🤖 AI Summary
To address performance bottlenecks in large language models (LLMs) on multi-hop question answering—stemming from factual hallucinations and limited reasoning capabilities—this paper proposes Mujica, a multi-hop joint agent architecture, and MyGO, a novel reinforcement learning method. Mujica explicitly models inter-subproblem dependencies via a directed acyclic graph (DAG)-based planning decomposition and orchestrates retrieval and reasoning modules in a coordinated manner. MyGO abandons conventional policy gradient methods, instead employing progressive optimal trajectory sampling and maximum likelihood estimation to enable stable, reference-free, gradient-scaling-free training. Evaluated across multiple multi-hop QA benchmarks, the approach significantly improves the performance of mainstream LLMs while reducing training cost and computational overhead.

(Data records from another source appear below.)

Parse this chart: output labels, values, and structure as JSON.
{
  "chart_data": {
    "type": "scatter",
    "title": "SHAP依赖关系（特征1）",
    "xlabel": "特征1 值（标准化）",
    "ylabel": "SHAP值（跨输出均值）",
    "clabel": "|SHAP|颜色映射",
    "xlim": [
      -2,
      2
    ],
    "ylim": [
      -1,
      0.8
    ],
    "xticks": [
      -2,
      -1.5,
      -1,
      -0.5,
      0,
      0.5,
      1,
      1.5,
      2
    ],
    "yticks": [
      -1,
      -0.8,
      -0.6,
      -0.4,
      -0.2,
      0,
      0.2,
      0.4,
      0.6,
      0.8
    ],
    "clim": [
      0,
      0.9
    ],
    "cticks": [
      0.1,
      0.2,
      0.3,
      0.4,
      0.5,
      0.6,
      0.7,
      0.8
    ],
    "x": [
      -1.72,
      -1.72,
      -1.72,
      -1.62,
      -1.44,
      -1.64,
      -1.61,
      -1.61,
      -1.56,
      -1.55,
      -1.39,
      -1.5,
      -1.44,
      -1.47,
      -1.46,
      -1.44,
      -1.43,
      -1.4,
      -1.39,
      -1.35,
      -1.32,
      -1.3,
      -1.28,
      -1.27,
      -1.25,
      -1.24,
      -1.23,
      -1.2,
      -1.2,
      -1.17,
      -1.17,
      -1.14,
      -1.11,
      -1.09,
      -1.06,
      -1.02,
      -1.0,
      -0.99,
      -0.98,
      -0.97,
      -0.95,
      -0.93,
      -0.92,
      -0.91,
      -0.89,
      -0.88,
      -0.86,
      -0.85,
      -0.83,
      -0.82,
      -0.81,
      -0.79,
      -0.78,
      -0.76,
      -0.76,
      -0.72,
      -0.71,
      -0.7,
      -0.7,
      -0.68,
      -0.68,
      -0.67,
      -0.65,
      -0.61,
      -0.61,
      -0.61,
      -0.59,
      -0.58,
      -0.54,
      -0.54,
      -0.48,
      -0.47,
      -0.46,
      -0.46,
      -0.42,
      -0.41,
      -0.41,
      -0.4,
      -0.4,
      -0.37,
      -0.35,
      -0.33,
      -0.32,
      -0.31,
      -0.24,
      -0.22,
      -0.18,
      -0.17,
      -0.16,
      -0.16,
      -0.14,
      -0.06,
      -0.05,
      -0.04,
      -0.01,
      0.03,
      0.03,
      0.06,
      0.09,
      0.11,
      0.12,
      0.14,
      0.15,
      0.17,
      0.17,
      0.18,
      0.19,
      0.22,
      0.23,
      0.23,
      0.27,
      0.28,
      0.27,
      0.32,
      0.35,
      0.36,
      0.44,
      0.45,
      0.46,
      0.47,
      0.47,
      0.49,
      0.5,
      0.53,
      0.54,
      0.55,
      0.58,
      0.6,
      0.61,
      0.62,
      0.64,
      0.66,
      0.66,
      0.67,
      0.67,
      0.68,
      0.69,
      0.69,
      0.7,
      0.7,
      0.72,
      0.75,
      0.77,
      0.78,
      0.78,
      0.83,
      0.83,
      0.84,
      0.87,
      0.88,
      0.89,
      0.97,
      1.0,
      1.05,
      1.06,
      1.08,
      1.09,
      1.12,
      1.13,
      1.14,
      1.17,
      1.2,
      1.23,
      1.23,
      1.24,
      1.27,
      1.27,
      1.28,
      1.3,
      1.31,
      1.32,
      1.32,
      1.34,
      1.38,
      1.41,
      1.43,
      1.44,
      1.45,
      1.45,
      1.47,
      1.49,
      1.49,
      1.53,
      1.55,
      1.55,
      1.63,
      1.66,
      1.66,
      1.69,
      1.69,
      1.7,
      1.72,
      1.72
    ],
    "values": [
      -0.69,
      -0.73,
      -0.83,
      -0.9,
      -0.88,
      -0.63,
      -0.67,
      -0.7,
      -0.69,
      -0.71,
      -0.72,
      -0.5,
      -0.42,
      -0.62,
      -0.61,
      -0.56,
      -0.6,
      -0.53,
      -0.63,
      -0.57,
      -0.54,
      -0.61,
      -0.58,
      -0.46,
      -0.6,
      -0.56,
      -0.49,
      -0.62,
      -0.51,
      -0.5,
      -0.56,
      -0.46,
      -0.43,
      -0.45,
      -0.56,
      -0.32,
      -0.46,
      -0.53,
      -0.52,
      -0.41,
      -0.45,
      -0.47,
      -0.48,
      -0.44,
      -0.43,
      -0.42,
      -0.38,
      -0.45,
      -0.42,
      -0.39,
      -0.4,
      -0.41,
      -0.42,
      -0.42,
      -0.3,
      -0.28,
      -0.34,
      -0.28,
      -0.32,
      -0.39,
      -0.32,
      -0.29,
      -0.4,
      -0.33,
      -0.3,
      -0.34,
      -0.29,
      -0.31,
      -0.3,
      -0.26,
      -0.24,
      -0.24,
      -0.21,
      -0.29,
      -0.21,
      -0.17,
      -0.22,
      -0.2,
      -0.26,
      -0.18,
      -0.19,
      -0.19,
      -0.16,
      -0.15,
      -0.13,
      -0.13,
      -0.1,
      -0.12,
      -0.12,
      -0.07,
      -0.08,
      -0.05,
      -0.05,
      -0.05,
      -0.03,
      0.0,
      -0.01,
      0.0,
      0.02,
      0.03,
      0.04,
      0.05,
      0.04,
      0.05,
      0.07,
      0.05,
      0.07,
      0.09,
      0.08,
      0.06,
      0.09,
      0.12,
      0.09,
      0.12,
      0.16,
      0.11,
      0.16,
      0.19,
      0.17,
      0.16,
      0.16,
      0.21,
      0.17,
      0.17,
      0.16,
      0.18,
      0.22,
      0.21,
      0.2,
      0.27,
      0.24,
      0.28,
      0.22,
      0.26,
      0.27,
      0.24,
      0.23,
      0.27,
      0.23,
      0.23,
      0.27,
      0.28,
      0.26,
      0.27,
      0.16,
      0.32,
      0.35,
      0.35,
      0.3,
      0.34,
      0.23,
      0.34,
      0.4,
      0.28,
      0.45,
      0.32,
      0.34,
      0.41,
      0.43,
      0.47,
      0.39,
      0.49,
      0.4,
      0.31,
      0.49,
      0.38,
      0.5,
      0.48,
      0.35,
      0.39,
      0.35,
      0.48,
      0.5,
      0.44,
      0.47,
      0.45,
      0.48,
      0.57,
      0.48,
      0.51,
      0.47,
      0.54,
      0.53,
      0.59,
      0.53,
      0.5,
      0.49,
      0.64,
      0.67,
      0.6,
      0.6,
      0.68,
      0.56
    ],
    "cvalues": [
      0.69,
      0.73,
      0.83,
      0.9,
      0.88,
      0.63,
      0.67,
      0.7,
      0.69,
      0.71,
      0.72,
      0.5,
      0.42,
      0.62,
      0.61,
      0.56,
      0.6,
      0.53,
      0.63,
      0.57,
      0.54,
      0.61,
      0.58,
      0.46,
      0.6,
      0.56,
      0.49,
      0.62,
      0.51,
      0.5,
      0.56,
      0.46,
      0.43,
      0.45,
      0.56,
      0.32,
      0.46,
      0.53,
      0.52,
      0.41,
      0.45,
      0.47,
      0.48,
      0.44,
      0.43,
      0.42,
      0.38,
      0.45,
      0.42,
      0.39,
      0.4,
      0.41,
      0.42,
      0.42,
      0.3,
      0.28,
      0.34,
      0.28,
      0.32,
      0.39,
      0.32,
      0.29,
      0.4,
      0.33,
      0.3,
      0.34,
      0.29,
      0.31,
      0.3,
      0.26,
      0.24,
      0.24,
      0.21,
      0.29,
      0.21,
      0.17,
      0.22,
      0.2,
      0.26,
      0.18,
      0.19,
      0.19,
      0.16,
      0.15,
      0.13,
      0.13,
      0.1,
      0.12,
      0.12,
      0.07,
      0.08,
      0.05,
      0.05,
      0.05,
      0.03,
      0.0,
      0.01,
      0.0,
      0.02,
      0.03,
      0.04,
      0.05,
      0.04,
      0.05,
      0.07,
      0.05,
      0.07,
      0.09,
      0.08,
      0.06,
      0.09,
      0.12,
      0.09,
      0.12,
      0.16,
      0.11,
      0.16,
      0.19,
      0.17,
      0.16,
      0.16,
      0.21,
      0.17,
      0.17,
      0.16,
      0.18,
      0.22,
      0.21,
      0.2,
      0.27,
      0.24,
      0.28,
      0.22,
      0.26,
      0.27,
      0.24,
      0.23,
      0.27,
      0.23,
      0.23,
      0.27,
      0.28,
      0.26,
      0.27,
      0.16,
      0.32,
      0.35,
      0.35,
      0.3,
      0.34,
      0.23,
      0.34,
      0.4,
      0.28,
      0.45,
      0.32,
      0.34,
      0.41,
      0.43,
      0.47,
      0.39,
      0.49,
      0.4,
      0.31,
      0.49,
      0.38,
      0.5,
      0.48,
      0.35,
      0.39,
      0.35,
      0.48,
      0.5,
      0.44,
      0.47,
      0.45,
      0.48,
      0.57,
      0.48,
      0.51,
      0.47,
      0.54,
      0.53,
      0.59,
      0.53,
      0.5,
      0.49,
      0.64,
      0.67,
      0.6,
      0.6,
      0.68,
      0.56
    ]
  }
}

Moreover, it demonstrates strong cross-model generalization and scalability, making it broadly applicable to diverse LLM backbones and downstream tasks.
📝 Abstract
Large Language Models (LLMs) have demonstrated remarkable versatility, due to the lack of factual knowledge, their application to Question Answering (QA) tasks remains hindered by hallucination. While Retrieval-Augmented Generation mitigates these issues by integrating external knowledge, existing approaches rely heavily on in-context learning, whose performance is constrained by the fundamental reasoning capabilities of LLMs. In this paper, we propose Mujica, a Multi-hop Joint Intelligence for Complex Question Answering, comprising a planner that decomposes questions into a directed acyclic graph of subquestions and a worker that resolves questions via retrieval and reasoning. Additionally, we introduce MyGO (Minimalist policy Gradient Optimization), a novel reinforcement learning method that replaces traditional policy gradient updates with Maximum Likelihood Estimation (MLE) by sampling trajectories from an asymptotically optimal policy. MyGO eliminates the need for gradient rescaling and reference models, ensuring stable and efficient training. Empirical results across multiple datasets demonstrate the effectiveness of Mujica-MyGO in enhancing multi-hop QA performance for various LLMs, offering a scalable and resource-efficient solution for complex QA tasks.